Industrial metrology can involve measuring pretty mundane objects. However, a recent project involved using a handheld laser to digitise an entire jet fighter
The first prototype of the Swiss fighter bomber jet, the P-16, had its maiden flight in 1955.
It was celebrated for its revolutionary wing design that allowed it to take off on runways that were less than 500 metres in length and only required a landing area of 300 metres. Although the Swiss Air Force ordered 100 P-16s, following two catastrophic accidents relating to minor mechanical problems, the entire project was halted. Today, only one actual P-16 plane remains, exhibited at the Dubendorf Aviation Museum near Zurich.
Marc Immer, a mechanical engineering student at ETH Zurich University, wanted to digitise this historic bomber and analyse its aerodynamic properties by testing its scaled model in a wind tunnel.
“My intention is to recalculate the performance data of the aircraft. That way, calculations of flight performance – characteristics such as ascent and descent rates, stall speeds as well as the plane’s aerodynamic behaviour with the lowered and retracted flaps – will deliver the kind of information that has never existed for this aircraft due to the sudden termination of the project and the near complete absence of documentation relating to the development and the consequent flight tests,” explains Immer.
At more than 14 metres long, 11 metres wingspan and 4 metres high, the plane has a large surface area, with the wings alone covering nearly 30 square metres. This meant that the scanning equipment used had to be able to effectively cope with such vast surfaces yet deliver the desired accuracies.
A laser tracker is a portable coordinate measurement machine that relies on a laser beam to accurately measure and inspect in a large spherical volume. It can gather information in three different ways: by following a small mirrored sphere, by tracking a wireless, armless contact probe or by tracking a hand-held scanner, as was the case with the P-16 project.

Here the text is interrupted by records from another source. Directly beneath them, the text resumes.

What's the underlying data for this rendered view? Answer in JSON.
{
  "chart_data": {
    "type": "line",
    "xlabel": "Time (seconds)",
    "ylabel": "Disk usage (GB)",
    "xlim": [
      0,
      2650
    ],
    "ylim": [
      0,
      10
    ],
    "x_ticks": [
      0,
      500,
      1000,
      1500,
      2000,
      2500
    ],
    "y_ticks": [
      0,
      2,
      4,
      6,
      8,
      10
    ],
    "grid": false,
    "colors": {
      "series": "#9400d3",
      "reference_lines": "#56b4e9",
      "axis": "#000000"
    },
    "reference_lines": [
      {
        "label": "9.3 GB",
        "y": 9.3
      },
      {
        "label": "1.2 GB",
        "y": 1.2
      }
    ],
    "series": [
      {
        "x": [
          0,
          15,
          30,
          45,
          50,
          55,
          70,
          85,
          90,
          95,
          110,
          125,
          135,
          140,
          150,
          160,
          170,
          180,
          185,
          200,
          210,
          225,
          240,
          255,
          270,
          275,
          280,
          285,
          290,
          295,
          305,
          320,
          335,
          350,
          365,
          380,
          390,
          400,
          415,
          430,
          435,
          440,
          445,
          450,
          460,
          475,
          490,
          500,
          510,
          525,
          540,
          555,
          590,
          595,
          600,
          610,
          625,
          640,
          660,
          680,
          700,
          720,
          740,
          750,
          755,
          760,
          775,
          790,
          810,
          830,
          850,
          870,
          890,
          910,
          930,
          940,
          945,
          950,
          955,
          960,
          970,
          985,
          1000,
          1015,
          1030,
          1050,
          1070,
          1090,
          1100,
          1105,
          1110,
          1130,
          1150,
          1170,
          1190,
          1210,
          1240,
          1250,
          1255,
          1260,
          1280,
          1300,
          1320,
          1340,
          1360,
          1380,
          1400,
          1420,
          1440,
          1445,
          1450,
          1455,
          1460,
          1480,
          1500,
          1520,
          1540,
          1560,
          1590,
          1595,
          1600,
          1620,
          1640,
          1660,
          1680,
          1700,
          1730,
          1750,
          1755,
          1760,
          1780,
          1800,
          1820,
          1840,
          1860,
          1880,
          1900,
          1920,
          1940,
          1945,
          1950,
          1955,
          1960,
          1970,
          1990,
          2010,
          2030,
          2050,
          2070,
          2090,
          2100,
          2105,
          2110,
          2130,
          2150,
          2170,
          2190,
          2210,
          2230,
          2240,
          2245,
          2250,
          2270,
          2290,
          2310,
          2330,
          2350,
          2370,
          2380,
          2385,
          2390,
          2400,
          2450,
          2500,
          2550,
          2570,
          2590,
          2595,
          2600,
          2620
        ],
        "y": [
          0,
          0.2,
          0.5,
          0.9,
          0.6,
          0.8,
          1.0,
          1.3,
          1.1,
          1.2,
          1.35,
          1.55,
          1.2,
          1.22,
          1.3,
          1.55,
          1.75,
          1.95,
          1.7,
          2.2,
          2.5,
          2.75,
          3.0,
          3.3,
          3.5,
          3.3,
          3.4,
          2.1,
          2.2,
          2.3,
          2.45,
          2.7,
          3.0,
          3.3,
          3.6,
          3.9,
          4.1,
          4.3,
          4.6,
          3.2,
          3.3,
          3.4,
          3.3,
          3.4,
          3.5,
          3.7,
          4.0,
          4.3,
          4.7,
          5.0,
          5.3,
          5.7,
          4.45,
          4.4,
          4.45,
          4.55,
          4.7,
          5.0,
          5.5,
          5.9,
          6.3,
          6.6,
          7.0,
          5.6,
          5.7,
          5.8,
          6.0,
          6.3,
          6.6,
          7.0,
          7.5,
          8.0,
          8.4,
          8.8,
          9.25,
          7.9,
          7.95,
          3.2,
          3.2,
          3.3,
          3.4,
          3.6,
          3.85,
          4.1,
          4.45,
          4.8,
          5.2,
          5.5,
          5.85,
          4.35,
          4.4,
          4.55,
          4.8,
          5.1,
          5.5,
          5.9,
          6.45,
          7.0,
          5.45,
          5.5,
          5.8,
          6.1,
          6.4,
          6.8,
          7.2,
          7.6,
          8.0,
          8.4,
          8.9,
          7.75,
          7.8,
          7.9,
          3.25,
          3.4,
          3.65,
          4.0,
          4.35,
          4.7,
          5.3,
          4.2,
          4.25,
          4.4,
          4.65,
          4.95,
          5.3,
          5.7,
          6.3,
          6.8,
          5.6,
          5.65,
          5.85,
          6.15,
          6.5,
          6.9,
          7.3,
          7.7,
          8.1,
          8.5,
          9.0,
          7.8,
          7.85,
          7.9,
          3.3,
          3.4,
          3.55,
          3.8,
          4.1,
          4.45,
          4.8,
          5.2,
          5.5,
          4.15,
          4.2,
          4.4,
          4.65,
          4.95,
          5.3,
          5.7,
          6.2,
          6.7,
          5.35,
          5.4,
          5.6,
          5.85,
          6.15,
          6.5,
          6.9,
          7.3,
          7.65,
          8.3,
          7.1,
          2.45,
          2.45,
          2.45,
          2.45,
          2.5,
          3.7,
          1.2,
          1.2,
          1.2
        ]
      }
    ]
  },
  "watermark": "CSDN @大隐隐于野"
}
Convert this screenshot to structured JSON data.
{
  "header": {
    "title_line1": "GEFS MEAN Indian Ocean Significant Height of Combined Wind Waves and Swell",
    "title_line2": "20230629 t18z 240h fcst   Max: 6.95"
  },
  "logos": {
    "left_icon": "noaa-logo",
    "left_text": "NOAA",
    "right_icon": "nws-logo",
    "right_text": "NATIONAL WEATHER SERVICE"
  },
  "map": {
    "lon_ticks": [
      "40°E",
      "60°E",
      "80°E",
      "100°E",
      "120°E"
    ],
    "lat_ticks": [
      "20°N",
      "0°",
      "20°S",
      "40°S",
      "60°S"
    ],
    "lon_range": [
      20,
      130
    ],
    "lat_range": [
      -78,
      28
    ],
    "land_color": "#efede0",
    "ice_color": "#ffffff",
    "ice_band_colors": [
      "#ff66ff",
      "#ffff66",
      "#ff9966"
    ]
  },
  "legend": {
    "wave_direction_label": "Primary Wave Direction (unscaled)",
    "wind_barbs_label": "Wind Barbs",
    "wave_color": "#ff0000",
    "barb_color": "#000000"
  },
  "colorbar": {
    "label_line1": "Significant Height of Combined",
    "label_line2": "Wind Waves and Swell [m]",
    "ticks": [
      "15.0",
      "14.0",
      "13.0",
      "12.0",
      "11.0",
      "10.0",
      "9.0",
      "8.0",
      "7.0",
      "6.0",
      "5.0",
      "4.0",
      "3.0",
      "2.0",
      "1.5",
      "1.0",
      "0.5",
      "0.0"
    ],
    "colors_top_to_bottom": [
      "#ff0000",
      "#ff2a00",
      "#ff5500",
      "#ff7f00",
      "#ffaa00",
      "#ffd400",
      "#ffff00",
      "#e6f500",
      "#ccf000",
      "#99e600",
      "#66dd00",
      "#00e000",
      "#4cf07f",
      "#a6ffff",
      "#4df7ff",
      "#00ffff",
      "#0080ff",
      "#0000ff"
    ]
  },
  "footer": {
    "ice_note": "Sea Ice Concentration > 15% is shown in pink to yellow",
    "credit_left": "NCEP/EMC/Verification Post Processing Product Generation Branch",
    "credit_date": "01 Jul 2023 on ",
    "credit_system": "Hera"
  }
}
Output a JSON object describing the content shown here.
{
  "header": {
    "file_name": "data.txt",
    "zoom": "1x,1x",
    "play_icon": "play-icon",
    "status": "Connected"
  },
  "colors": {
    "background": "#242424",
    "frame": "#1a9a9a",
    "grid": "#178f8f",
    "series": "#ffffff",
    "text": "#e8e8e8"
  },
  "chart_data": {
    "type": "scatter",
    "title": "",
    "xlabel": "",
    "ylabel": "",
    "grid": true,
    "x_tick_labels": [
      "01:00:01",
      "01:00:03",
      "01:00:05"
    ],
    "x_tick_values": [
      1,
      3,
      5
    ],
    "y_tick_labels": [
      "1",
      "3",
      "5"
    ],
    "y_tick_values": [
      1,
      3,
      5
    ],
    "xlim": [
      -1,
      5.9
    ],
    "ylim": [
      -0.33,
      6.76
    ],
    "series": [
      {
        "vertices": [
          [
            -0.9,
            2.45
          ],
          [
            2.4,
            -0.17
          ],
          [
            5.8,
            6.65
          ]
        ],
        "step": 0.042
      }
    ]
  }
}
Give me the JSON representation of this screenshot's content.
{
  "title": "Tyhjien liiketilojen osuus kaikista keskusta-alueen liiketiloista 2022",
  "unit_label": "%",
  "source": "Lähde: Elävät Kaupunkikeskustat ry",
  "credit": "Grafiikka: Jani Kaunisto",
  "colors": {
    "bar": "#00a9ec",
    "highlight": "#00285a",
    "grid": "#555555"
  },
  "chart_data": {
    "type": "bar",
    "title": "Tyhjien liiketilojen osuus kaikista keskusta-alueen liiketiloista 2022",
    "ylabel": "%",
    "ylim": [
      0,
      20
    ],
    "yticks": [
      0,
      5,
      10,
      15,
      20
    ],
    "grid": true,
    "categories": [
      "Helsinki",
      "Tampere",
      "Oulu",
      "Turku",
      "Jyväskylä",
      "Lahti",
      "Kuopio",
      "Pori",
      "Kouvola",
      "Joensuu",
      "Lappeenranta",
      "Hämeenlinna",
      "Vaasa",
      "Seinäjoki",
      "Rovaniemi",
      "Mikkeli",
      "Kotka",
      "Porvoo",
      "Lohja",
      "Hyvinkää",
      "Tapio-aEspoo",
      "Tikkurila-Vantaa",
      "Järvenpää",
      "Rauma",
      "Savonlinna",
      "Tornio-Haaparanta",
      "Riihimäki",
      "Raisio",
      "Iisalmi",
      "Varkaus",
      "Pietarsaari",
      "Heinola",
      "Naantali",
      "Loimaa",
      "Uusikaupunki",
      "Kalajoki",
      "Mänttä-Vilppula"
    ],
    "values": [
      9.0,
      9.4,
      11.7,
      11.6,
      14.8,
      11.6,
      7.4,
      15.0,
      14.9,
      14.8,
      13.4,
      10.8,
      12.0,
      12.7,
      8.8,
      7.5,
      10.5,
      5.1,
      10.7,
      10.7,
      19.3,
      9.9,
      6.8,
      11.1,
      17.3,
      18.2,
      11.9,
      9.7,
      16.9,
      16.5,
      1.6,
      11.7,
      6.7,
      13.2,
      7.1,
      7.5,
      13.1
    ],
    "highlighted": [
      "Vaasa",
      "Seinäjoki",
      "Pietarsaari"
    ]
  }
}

The Leica T-Scan is coupled to the Absolute Laser Tracker by means of a digital camera system (Leica T-Cam) that operates with visible light and infrared (IR) radiation, with an optical vario zoom and a motor for vertical, angular movement. Mounted on top of the laser tracker, the camera system continuously follows the Leica T-Scan and captures the images of the IR LEDs located on it.
The camera’s incremental angle encoder is used to provide the vertical angular movement of the camera itself based on tracker guidance angles. The Digital Signal Processor (DSP), located within the Leica T-Cam, makes all the calculations and carries out all the image processing tasks, while the zoom lens group is completely sealed in the body of the Leica T-Cam. This design allows stable and repeatable measurements.
Completed CAD model
Over the course of two working days, a total of 40 million data points were collected during the P-16 scan. To create a 3D model suitable for CAD applications, the data obtained with the Leica T-Scan was imported into PolyWorks, the standard software suite for point-cloud processing used with the Leica T-Scan. That way, a polygonal model of the P-16 aircraft was created.
With advanced algorithms, PolyWorks averaged all data points and merged them together to create an accurate meshed model. The model was then cleaned and edited using PolyWorks editing tools to produce a usable and accurate digital representation of the historic aircraft.
“Getting involved in the P-16 project has made this research project extremely worthwhile, giving me valuable real-world experience with using the most advanced industrial metrology equipment available on the market,” concludes Immer.